采用冷金属过渡模式(Cold Metal Transfer, CMT)的同轴送丝电弧熔丝增材制造技术制备了TC4-DT钛合金直壁墙试块，对其高低倍组织及其形成机理进行了研究，使用3D-Rosenthal模型对其凝固过程进行了模拟计算。低倍组织表明，弧形热影响区为细等轴晶，堆积区底层为细柱状晶区，中层和顶层为等轴晶与短柱状晶的混合。这种组织，与电子束熔丝和旁轴送丝电弧熔丝的粗大柱状晶组织有明显的不同；堆积区的高倍组织以编织状的α相板条为主，在部分原始β晶界可见连续的晶界α相和集束状α相板条，且有热影响层界线，与电子束熔丝和旁轴送丝电弧熔丝的高倍组织接近。模拟计算的结果表明，熔池边界的最大温度梯度约为12652.6 K/cm，最大凝固速度约为1.5 cm/s，该凝固条件处于柱状晶-等轴晶转变(Columnar-Equiaxed Transformation, CET)模型中的混合组织区；根据计算结果，提高输入功率(P)和焊枪移动速度(V)可促进等轴晶的生成，当P>153 W、V>3.2 mm/s时可得到柱状晶与等轴晶混合的低倍组织，且晶粒尺寸随着V的增大呈减小的趋势。

关键词 ：金属材料, TC4-DT钛合金, CMT电弧熔丝增材制造, CET模型, 3D-Rosenthal模型

Abstract：

A TC4-DT Ti-alloy of two tracks and three layers was manufactured via arc additive manufacturing (CMT WAAM) coupled with cold metal transfer mode coaxial wire feeding, while the TC4-DT Ti-alloy wire of 1.2 mm in diameter was adoped as feeding wire.
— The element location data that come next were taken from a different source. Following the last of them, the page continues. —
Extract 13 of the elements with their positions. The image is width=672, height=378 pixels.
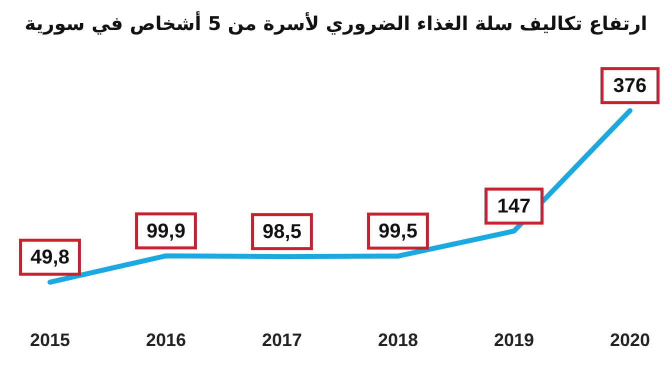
x-tick-label: 2015	[30, 330, 70, 350]
data-label: 98,5	[262, 221, 302, 244]
data-label: 99,5	[378, 220, 418, 243]
data-label: 99,9	[146, 220, 186, 242]
data-label: 49,8	[30, 246, 70, 269]
x-tick-label: 2018	[378, 330, 418, 350]
x-tick-label: 2016	[146, 330, 186, 350]
x-tick-label: 2017	[262, 330, 302, 350]
data-label: 147	[497, 196, 531, 218]
chart-title: ارتفاع تكاليف سلة الغذاء الضروري لأسرة من 5 أشخاص في سورية	[24, 10, 648, 37]
x-tick-label: 2020	[610, 330, 650, 350]
x-tick-label: 2019	[494, 330, 534, 350]
data-label: 376	[613, 75, 647, 98]
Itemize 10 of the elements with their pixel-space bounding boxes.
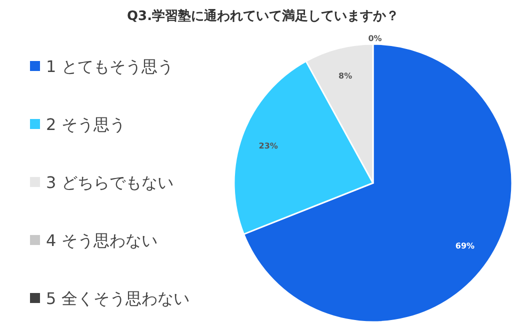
legend-label: 3 どちらでもない: [46, 173, 174, 192]
legend-label: 1 とてもそう思う: [46, 57, 174, 76]
legend-label: 4 そう思わない: [46, 231, 158, 250]
chart-title: Q3.学習塾に通われていて満足していますか？: [126, 8, 400, 24]
legend-label: 5 全くそう思わない: [46, 289, 190, 308]
data-label: 69%: [455, 242, 475, 251]
legend-label: 2 そう思う: [46, 115, 126, 134]
data-label: 23%: [258, 141, 278, 150]
data-label: 8%: [338, 71, 352, 80]
text: 0%: [368, 34, 382, 43]
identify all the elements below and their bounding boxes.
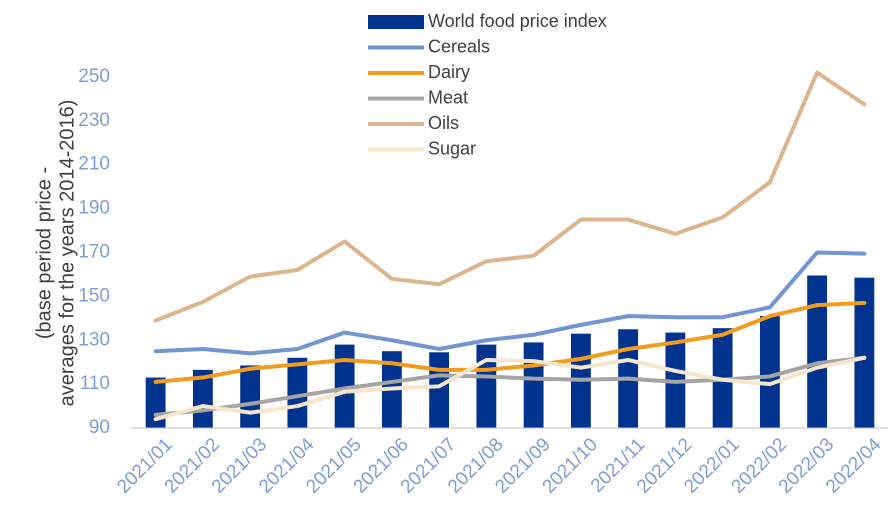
bar bbox=[476, 344, 497, 428]
legend-label: Cereals bbox=[428, 36, 490, 56]
y-tick-label: 170 bbox=[78, 241, 110, 262]
bar bbox=[807, 275, 828, 428]
y-axis-label: (base period price - bbox=[33, 167, 55, 339]
legend-label: Dairy bbox=[428, 62, 470, 82]
y-tick-label: 250 bbox=[78, 66, 110, 87]
line bbox=[153, 300, 867, 384]
line bbox=[153, 70, 867, 323]
y-tick-label: 130 bbox=[78, 329, 110, 350]
legend-swatch bbox=[368, 15, 424, 29]
y-tick-label: 90 bbox=[89, 417, 110, 438]
bar bbox=[523, 342, 544, 428]
legend-label: Meat bbox=[428, 87, 468, 107]
bar bbox=[240, 365, 261, 428]
legend-label: World food price index bbox=[428, 11, 607, 31]
bar bbox=[759, 316, 780, 428]
y-tick-label: 110 bbox=[80, 373, 110, 394]
y-axis-label: averages for the years 2014-2016) bbox=[56, 100, 78, 407]
legend-label: Sugar bbox=[428, 138, 476, 158]
y-tick-label: 150 bbox=[78, 285, 110, 306]
bar bbox=[854, 277, 875, 428]
line bbox=[153, 355, 867, 417]
y-tick-label: 230 bbox=[78, 110, 110, 131]
bar bbox=[287, 357, 308, 428]
y-tick-label: 210 bbox=[78, 154, 110, 175]
line bbox=[153, 250, 867, 356]
legend-label: Oils bbox=[428, 113, 459, 133]
bar bbox=[429, 352, 450, 428]
bar bbox=[192, 369, 213, 428]
bar bbox=[334, 344, 355, 428]
y-tick-label: 190 bbox=[78, 198, 110, 219]
line bbox=[153, 355, 867, 422]
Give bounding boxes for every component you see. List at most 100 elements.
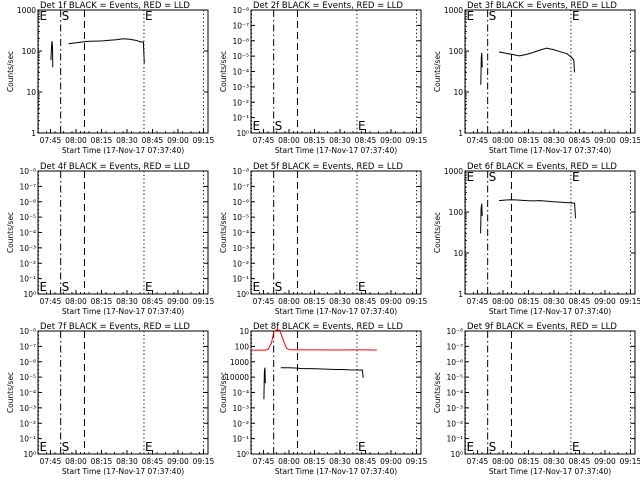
x-tick-label: 08:30 bbox=[329, 136, 351, 145]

The microstructure of the acquired alloy was then characterized. Results show that fine equiaxed prior β-grains were found in the cambered heat affected zone; The bottom layer of the deposition zone consisted of thin columnar grains; The middle and top layers were composed of equiaxed grains and short columnar grains. Which was quite different from the coarse columnar grains produced by processes of EBRM and TIG WAAM. The microstructure of deposition zone presents basket weave α-phase laths, similar with that of EBRM and TIG WAAM. The 3D-Rosenthal solution was used to investigate the formation of the microstructure of the deposition zone. The maximum temperature gradient of the molten pool boundary calculated is about 12652.6 K/cm, and the maximum solidification speed is about 1.5 cm/s. The calculated solidification conditions just located in the mixed zone in the columnar-equiaxed-transformation (CET) model, consistent with the experiment results. The calculation results demonstrated that with the increasing input power P and the welding gun traveling speed V, the formation of equiaxed grains was promoted, while the grain size would gradually decrease with the increase of V. The mixed macrostructure would form when P>153 W and V>3.2 mm/s.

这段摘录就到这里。